Fifteen-year-old Celia Bonnet, nicknamed “Rat,” lives a peaceful life with her mother, Vanessa, a free-spirited local beauty, and Morgan, the nine-year-old orphan they have taken in. Their farmhouse compound, nestled just north of the Spanish Catalan border, is surrounded by artichoke fields and glittering ocean, cliffs where they can spy down on the rich tourists below. But when Vanessa falls for a dangerous new boyfriend, Rat must leave this place she loves.
Together with Morgan, Rat sets out for London to find the father she has never met and the man who might finally explain to Rat where she belongs. An enthralling novel with a luminous sense of place, Rat is the story of a bold, rousing heroine for our times.
From the Trade Paperback edition.
About the Author
Fernanda Eberstadt is the author of four previous novels and one book of nonfiction. Her essays and criticism have appeared in The New Yorker, The New York Times Magazine, Vogue, Vanity Fair, and Commentary. She lives in London with her husband and two children.
Praise for Rat…
“Fernanda Eberstadt’s dazzling Rat is a contemporary French fairy tale in which a fifteen year old Cinderella named Rat relies on her own goodness and grit to join the disparate halves of her unlikely, charmed, and difficult life. Eberstadt’s beautifully written tour de force touches on children parenting parents, abandonment and bravery, the ragtag legacy of the 60’s, modern terror, and the fact that, sometimes, in response to valiant effort, things still go miraculously right. Eberstadt is savvy and uncompromising, and Rat is wonderfully alive.”

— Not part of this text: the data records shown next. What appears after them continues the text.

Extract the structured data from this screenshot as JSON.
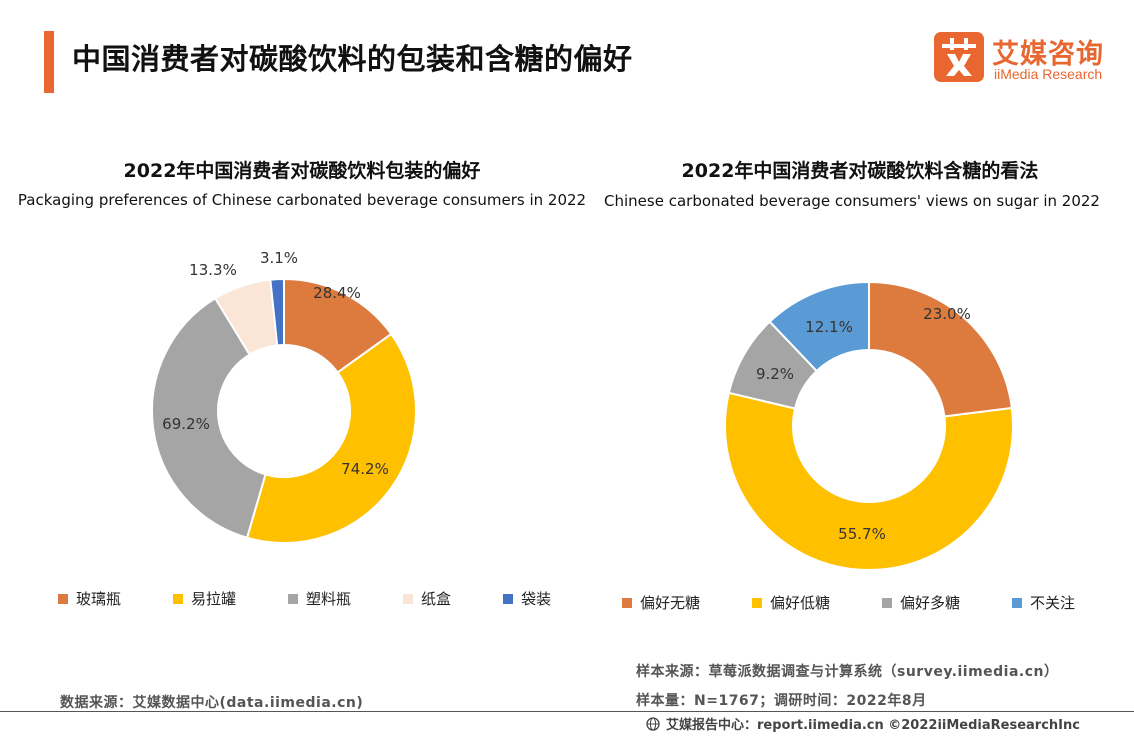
{
  "header": {
    "title": "中国消费者对碳酸饮料的包装和含糖的偏好",
    "accent_color": "#e8662f",
    "logo_cn": "艾媒咨询",
    "logo_en": "iiMedia Research",
    "logo_icon": "ai-letter-icon"
  },
  "chart_data": [
    {
      "type": "donut",
      "title": "2022年中国消费者对碳酸饮料包装的偏好",
      "subtitle": "Packaging preferences of Chinese carbonated beverage consumers in 2022",
      "categories": [
        "玻璃瓶",
        "易拉罐",
        "塑料瓶",
        "纸盒",
        "袋装"
      ],
      "values": [
        28.4,
        74.2,
        69.2,
        13.3,
        3.1
      ],
      "labels": [
        "28.4%",
        "74.2%",
        "69.2%",
        "13.3%",
        "3.1%"
      ],
      "colors": [
        "#dd7b3e",
        "#ffc000",
        "#a5a5a5",
        "#fbe5d6",
        "#4472c4"
      ],
      "legend_position": "bottom"
    },
    {
      "type": "donut",
      "title": "2022年中国消费者对碳酸饮料含糖的看法",
      "subtitle": "Chinese carbonated beverage consumers' views on sugar in 2022",
      "categories": [
        "偏好无糖",
        "偏好低糖",
        "偏好多糖",
        "不关注"
      ],
      "values": [
        23.0,
        55.7,
        9.2,
        12.1
      ],
      "labels": [
        "23.0%",
        "55.7%",
        "9.2%",
        "12.1%"
      ],
      "colors": [
        "#dd7b3e",
        "#ffc000",
        "#a5a5a5",
        "#5b9bd5"
      ],
      "legend_position": "bottom"
    }
  ],
  "notes": {
    "sample_source": "样本来源：草莓派数据调查与计算系统（survey.iimedia.cn）",
    "sample_size": "样本量：N=1767；调研时间：2022年8月",
    "data_source": "数据来源：艾媒数据中心(data.iimedia.cn)"
  },
  "footer": {
    "icon": "globe-icon",
    "text": "艾媒报告中心：report.iimedia.cn ©2022iiMediaResearchInc"
  }
}
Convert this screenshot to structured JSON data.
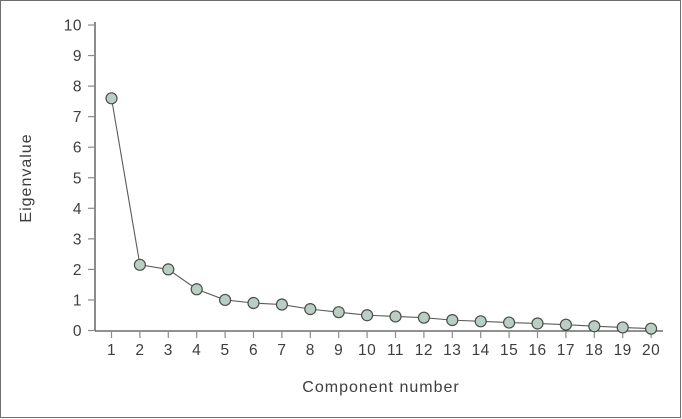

—Jayne Anne Phillips, author of Lark and Termite
“That fugitive grace, that rag-picking of hope from ruin, resurfaces in Eberstadt’s shrewd and sensuous fifth novel, Rat . . . Eberstadt is at her stylistic best when ranging through a “semiclandestinely inhabited” landscape of artichoke fields with sere gray leaves and “purplish bruise-colored” fruit, of electric skies over ratty storefront churches and glittering seas.”